140 bin şehidin, yüz binlerce yaralının, cepheye mermi yetiştirmek için yollarda bebelerini şehit veren anaların, dağlarda savaşan Kara Fatmaların, evi yakılan, ocağı yıkılan yüz binlerin ödediği bedeldir bu toprakları vatan yapan.

 

TÜRK VATANDAŞLIĞI BORSADAKİ HİSSE SENEDİ DEĞİLDİR

Vatandaşlık, bu toprakların, madenlerin, fabrikaların her dirhemindeki millet emeğidir.

Vatandaşlık dolar ile euro ile ölçülemez.

Vatandaşlık arsa ile tarla ile bankalara yatırılacak para ile ölçülemez.
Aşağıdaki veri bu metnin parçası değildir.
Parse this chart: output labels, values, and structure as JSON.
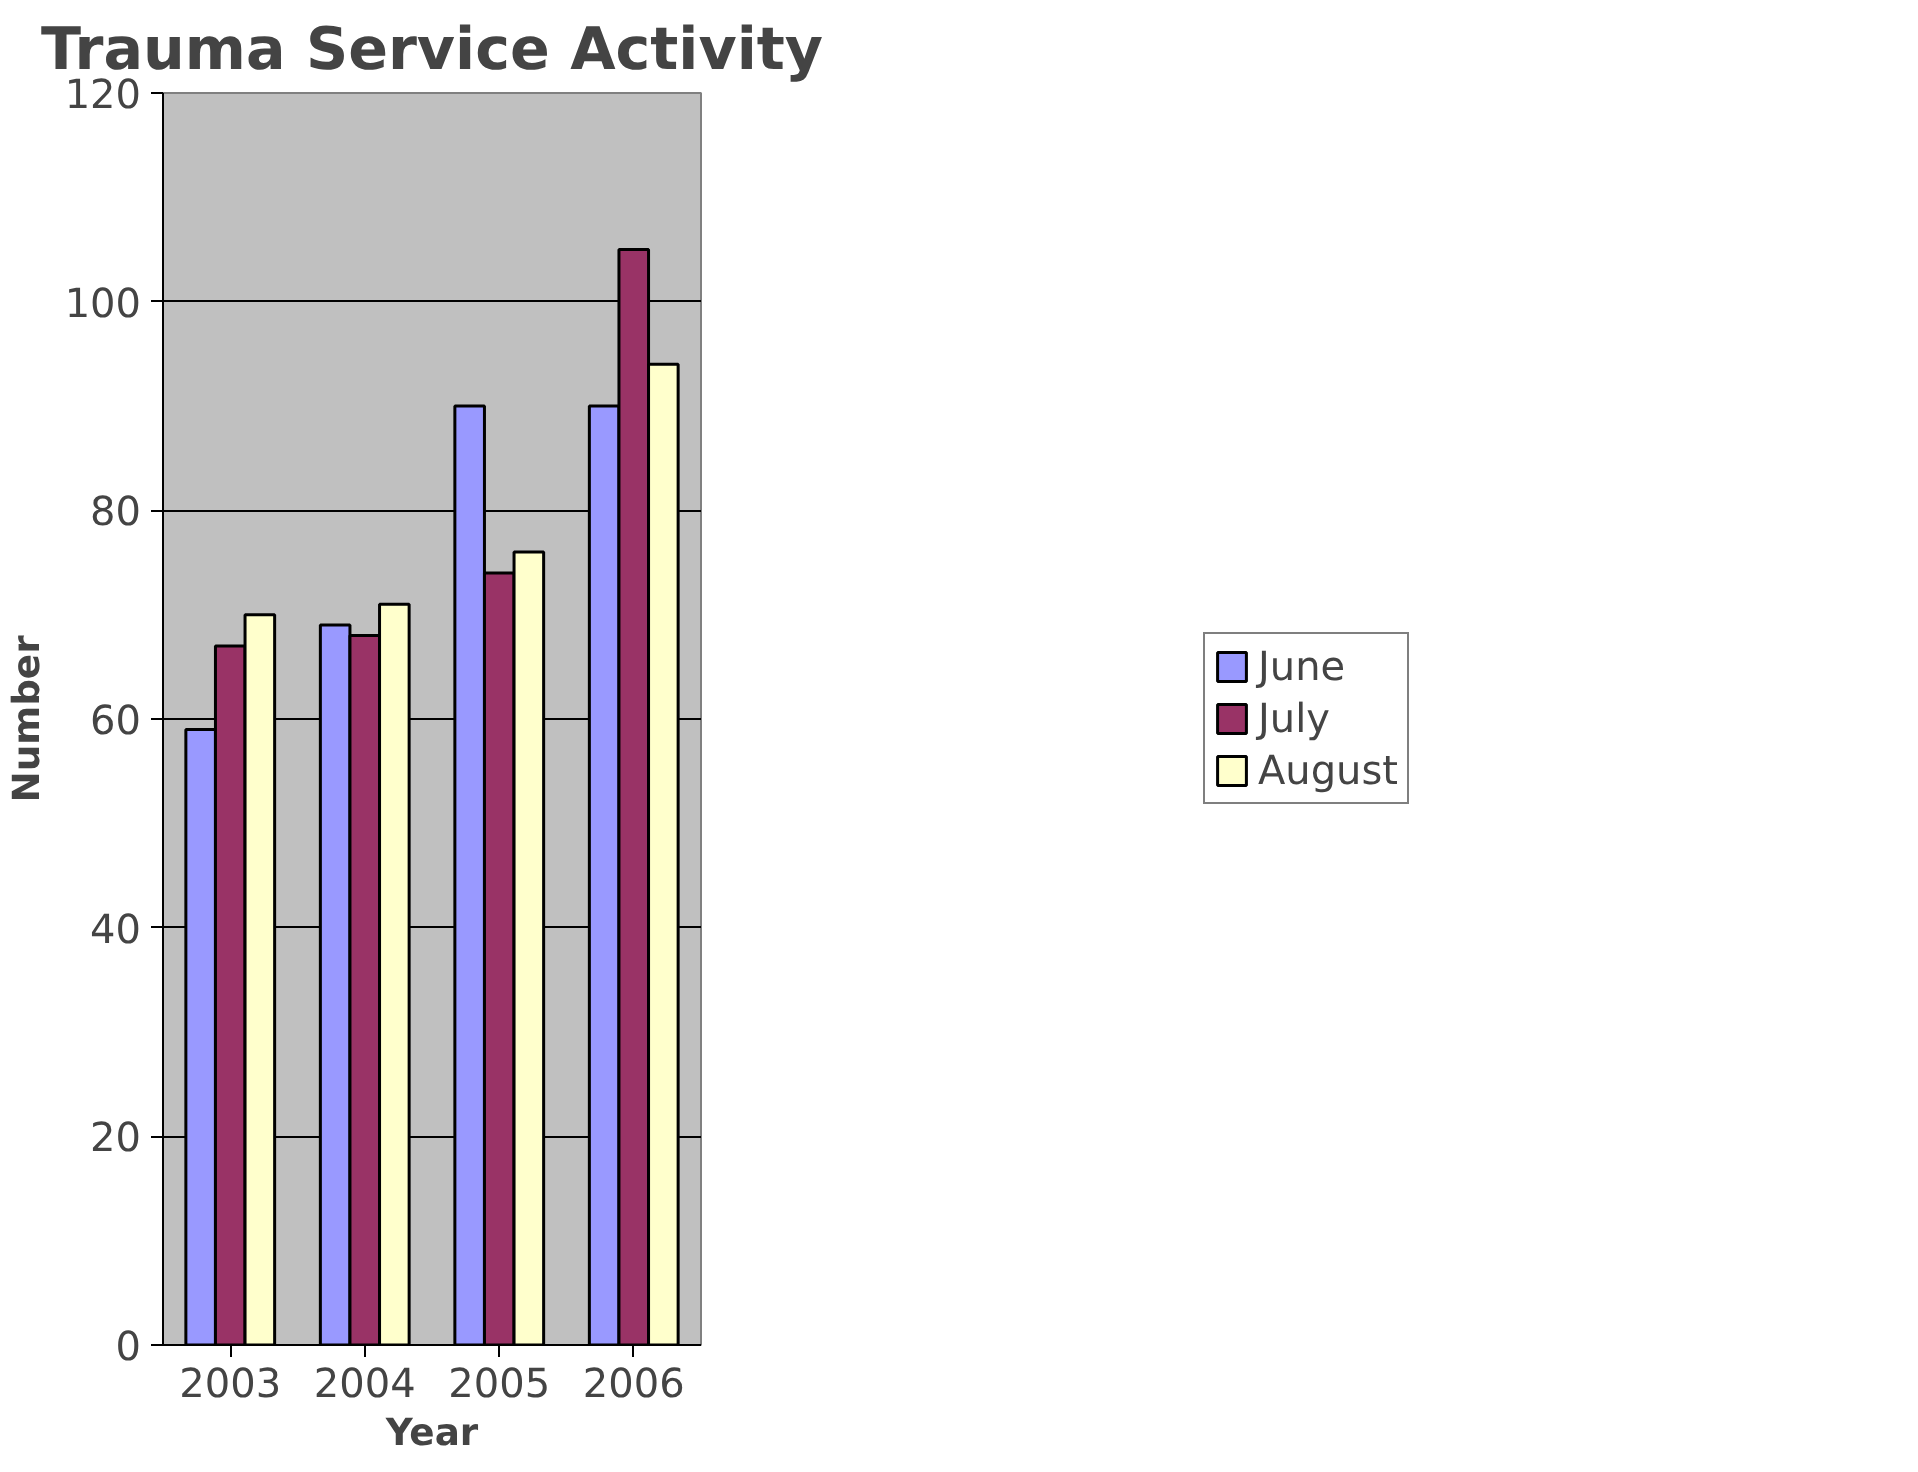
{
  "chart_data": {
    "type": "bar",
    "title": "Trauma Service Activity",
    "xlabel": "Year",
    "ylabel": "Number",
    "categories": [
      "2003",
      "2004",
      "2005",
      "2006"
    ],
    "series": [
      {
        "name": "June",
        "color": "#9999ff",
        "values": [
          59,
          69,
          90,
          90
        ]
      },
      {
        "name": "July",
        "color": "#993366",
        "values": [
          67,
          68,
          74,
          105
        ]
      },
      {
        "name": "August",
        "color": "#ffffcc",
        "values": [
          70,
          71,
          76,
          94
        ]
      }
    ],
    "ylim": [
      0,
      120
    ],
    "yticks": [
      0,
      20,
      40,
      60,
      80,
      100,
      120
    ],
    "grid": "y",
    "legend": "right"
  }
}
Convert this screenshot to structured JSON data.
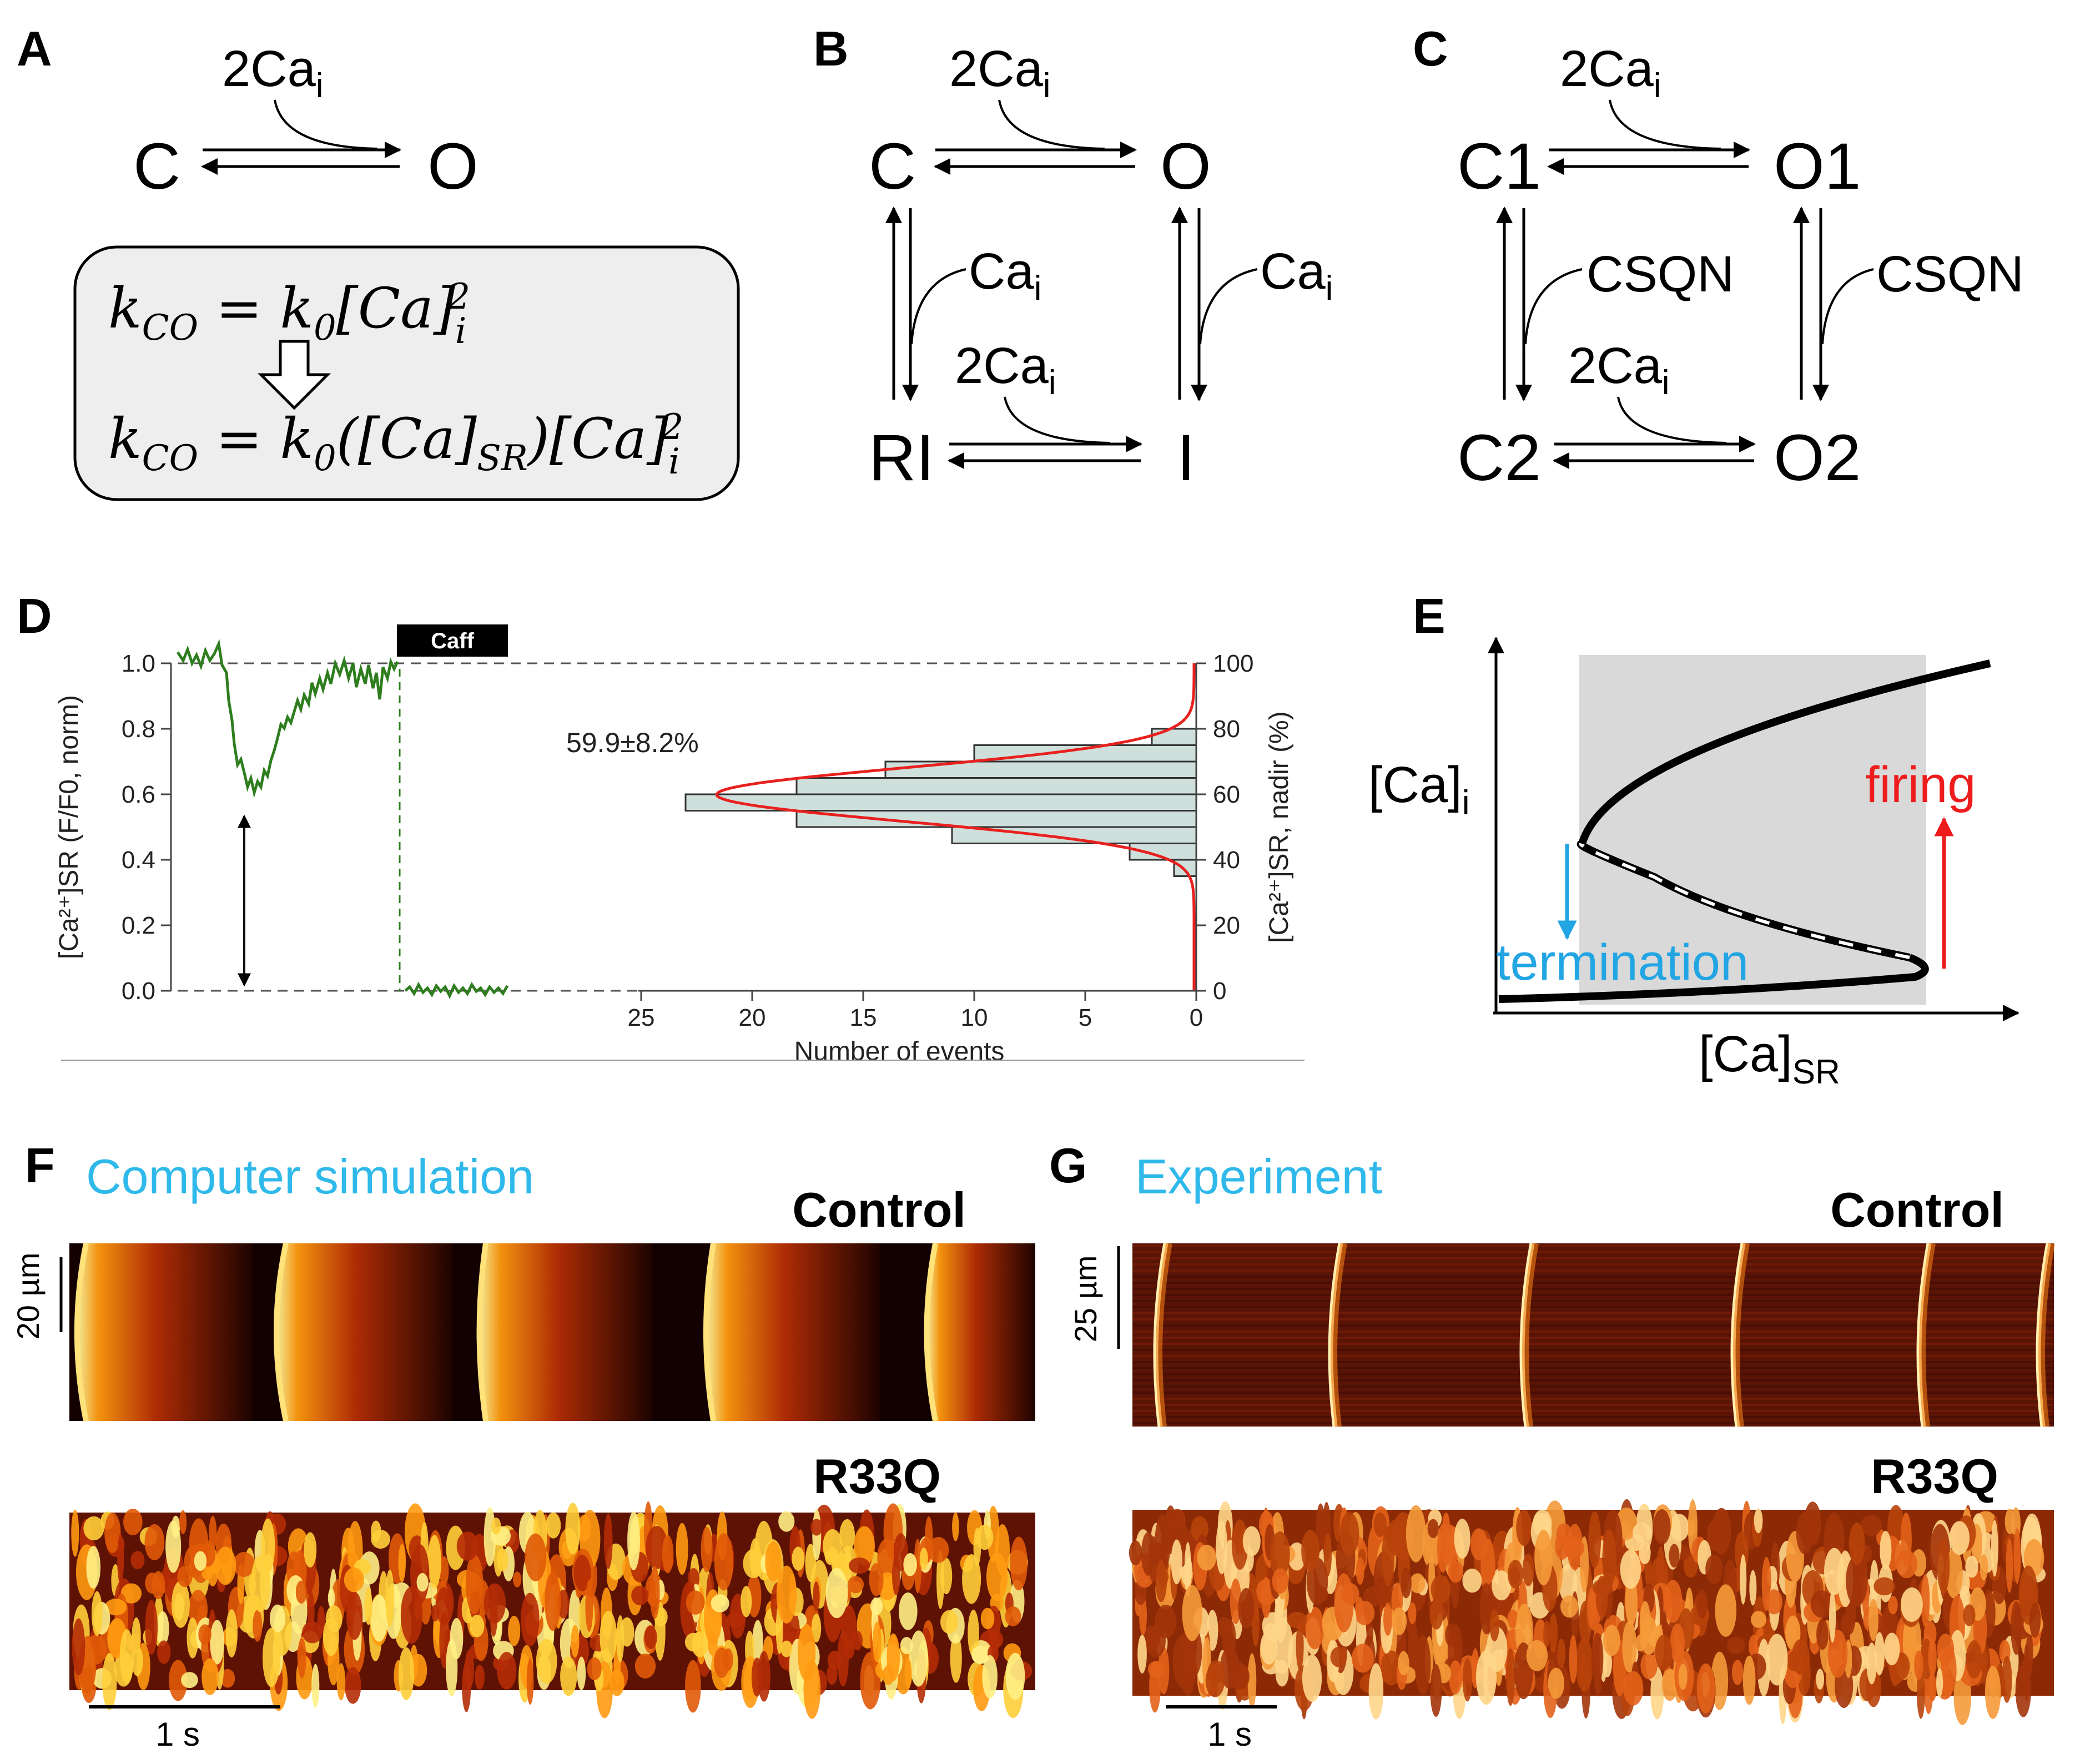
{
  "panels": {
    "A": {
      "label": "A",
      "ligand": "2Ca",
      "ligand_sub": "i",
      "state_closed": "C",
      "state_open": "O",
      "eq1": {
        "k": "k",
        "k_sub": "CO",
        "eq": " = ",
        "k0": "k",
        "k0_sub": "0",
        "rest": "[Ca]",
        "sub": "i",
        "sup": "2"
      },
      "eq2": {
        "k": "k",
        "k_sub": "CO",
        "eq": " = ",
        "k0": "k",
        "k0_sub": "0",
        "mid": "([Ca]",
        "mid_sub": "SR",
        "tail": ")[Ca]",
        "sub": "i",
        "sup": "2"
      }
    },
    "B": {
      "label": "B",
      "states": {
        "C": "C",
        "O": "O",
        "RI": "RI",
        "I": "I"
      },
      "top_ligand": "2Ca",
      "top_ligand_sub": "i",
      "left_ligand": "Ca",
      "left_ligand_sub": "i",
      "right_ligand": "Ca",
      "right_ligand_sub": "i",
      "bottom_ligand": "2Ca",
      "bottom_ligand_sub": "i"
    },
    "C": {
      "label": "C",
      "states": {
        "C1": "C1",
        "O1": "O1",
        "C2": "C2",
        "O2": "O2"
      },
      "top_ligand": "2Ca",
      "top_ligand_sub": "i",
      "left_ligand": "CSQN",
      "right_ligand": "CSQN",
      "bottom_ligand": "2Ca",
      "bottom_ligand_sub": "i"
    },
    "D": {
      "label": "D",
      "caff_label": "Caff",
      "annotation": "59.9±8.2%",
      "left_axis_label": "[Ca²⁺]SR (F/F0, norm)",
      "left_ticks": [
        "0.0",
        "0.2",
        "0.4",
        "0.6",
        "0.8",
        "1.0"
      ],
      "right_axis_label": "[Ca²⁺]SR, nadir (%)",
      "right_ticks": [
        "0",
        "20",
        "40",
        "60",
        "80",
        "100"
      ],
      "x_ticks": [
        "25",
        "20",
        "15",
        "10",
        "5",
        "0"
      ],
      "x_label": "Number of events",
      "colors": {
        "trace": "#2e7d1e",
        "fit": "#e8201e",
        "bars": "#cfdfdc"
      }
    },
    "E": {
      "label": "E",
      "y_label": "[Ca]",
      "y_label_sub": "i",
      "x_label": "[Ca]",
      "x_label_sub": "SR",
      "firing_label": "firing",
      "termination_label": "termination",
      "colors": {
        "firing": "#ee1c1c",
        "termination": "#22a5e3",
        "shade": "#d9d9d9"
      }
    },
    "F": {
      "label": "F",
      "title": "Computer simulation",
      "control_label": "Control",
      "mutant_label": "R33Q",
      "scale_y": "20 µm",
      "scale_x": "1 s"
    },
    "G": {
      "label": "G",
      "title": "Experiment",
      "control_label": "Control",
      "mutant_label": "R33Q",
      "scale_y": "25 µm",
      "scale_x": "1 s"
    }
  },
  "chart_data": {
    "type": "bar",
    "orientation": "horizontal",
    "categories": [
      37.5,
      42.5,
      47.5,
      52.5,
      57.5,
      62.5,
      67.5,
      72.5,
      77.5
    ],
    "values": [
      1,
      3,
      11,
      18,
      23,
      18,
      14,
      10,
      2
    ],
    "fit": "gaussian",
    "fit_mean": 59.9,
    "fit_sd": 8.2,
    "xlabel": "Number of events",
    "ylabel": "[Ca²⁺]SR, nadir (%)",
    "xlim": [
      25,
      0
    ],
    "ylim": [
      0,
      100
    ],
    "trace_ylim": [
      0.0,
      1.0
    ],
    "trace_label": "[Ca²⁺]SR (F/F0, norm)"
  }
}
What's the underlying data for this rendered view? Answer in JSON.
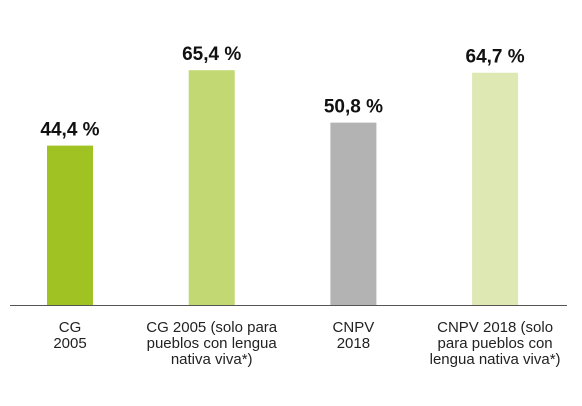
{
  "chart_data": {
    "type": "bar",
    "categories": [
      "CG 2005",
      "CG 2005 (solo para pueblos con lengua nativa viva*)",
      "CNPV 2018",
      "CNPV 2018 (solo para pueblos con lengua nativa viva*)"
    ],
    "values": [
      44.4,
      65.4,
      50.8,
      64.7
    ],
    "value_labels": [
      "44,4 %",
      "65,4 %",
      "50,8 %",
      "64,7 %"
    ],
    "colors": [
      "#a0c323",
      "#c2d873",
      "#b3b3b3",
      "#dde8b3"
    ]
  }
}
Bankaya dolar getirmesi için, 50 kişi çalıştıracak bir işletme için vatandaşlığı satıyorsanız, Türk vatandaşlarının öz malı olan kamu fabrikalarını satmayın, yerli yabancı demeden üç kuruşa hediye etmeyin!

Uçuruma sürüklediğiniz ekonomiyi kurtarmak istiyorsanız, millete, vatandaşa sarılın, vatandaşın yarattıklarına sarılın.

Vatandaşın yarattığı değerleri, fabrikaları, madenleri, limanları, santralleri üç kuruşa satmak yerine, fabrika yapın, kamu yatırımı yapın, vatanı, vatandaşı yüceltin, vatanın ekonomisini yüceltin.

Türk vatandaşlığına, kapitalizmin borsadaki hisse senedi muamelesi yapılamaz.

Vatandaşlığı satmak, şehit kanlarını satmaktır, tarihi satmak, geleceği satmaktır.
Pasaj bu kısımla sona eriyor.